Hi All,
I am a beginner in chip-seq analysis.
I am trying to find a set of peaks for cancer data. The data that I have include 2 samples (health and cancerous sample). I would like to use MACS for peak calling.
My question is: For peak calling if there is a healthy and cancerous chip seq data, can we use healthy sample as CONTROL?
Or is it wrong? Because the healthy sample is not the INPUT data I am confused.
Any tip is highly appreciated.
Regards
Thank a lot for your prompt response. So based on your knowledge, I can't just simply use the healthy sample as the control sample for peak calling the cancer data but rather I should do two separate peak calling for each sample. and then do a comparison! Please correct me if I'm wrong. We can do peak calling with MACS when so control sample is available though, so I have to use this technique. I have checked a paper it seems in their research they are using healthy sample as control, and do the peak calling!
I think there is ambiguity in the world "control" as it has two different meanings in this context.
I think they did the peak calling on both the healthy and cancerous samples (i.e. see the excel files -- supplementary tables 1 and 2). And then did some analysis on the differential peaks.

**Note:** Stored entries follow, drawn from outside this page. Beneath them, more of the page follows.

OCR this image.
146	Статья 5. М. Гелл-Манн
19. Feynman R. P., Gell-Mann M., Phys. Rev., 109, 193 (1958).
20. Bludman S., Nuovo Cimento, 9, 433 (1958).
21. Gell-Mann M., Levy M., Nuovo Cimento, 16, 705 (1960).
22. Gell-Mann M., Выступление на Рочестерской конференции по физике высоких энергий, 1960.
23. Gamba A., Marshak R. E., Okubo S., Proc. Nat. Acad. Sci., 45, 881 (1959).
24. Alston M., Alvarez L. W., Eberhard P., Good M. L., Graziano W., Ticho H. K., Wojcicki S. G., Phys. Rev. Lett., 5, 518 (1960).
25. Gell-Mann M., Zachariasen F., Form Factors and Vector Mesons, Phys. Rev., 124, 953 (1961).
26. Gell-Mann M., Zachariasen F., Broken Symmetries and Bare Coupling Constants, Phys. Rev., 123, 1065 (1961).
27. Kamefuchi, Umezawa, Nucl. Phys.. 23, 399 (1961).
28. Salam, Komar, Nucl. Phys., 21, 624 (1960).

I do not think using healthy sample as the control (
-c
) parameter in MACS is a good idea. It is still a "control", of course, as you are comparing the peaks from cancerous sample to the peaks from normal sample and looking for significant differences.-c
parameter in MACS is often used for ChIP samples called "Input" which is a different form of a "control".You might want to look at bdgcmp and diffpeaks options of MACS2, as it seems to be designed to solve what you want to do. I am not entirely sure how one would run these, but if I had to guess you need to run macs callpeaks twice. Once with
-c input -t healthy
, once with-c input -t cancerous
, with the-B
parameter explicitly set to generate bedgraphs. And then run these two commands with the appropriate bedgraph files generated in previous steps. Let me know how that goes.Thanks for your detailed answer. I have checked the excel files, S1 and S2 are the output of MACS, S1 being the peaks and S2 being the negative peaks. I ran MACS, while having cancer data as treatment and healthy sample as control and I got almost the same number of peaks (S1 and S2). the author seems to be combining these two peak lists in excel and then has done the annotation in S3, which also refers to differential peaks (I think).
I have checked the document for MACS2, and it seems to be very interesting indeed. gonna download and implement the peak calling with it to see the differences. Thanks a lot once again for your suggestions.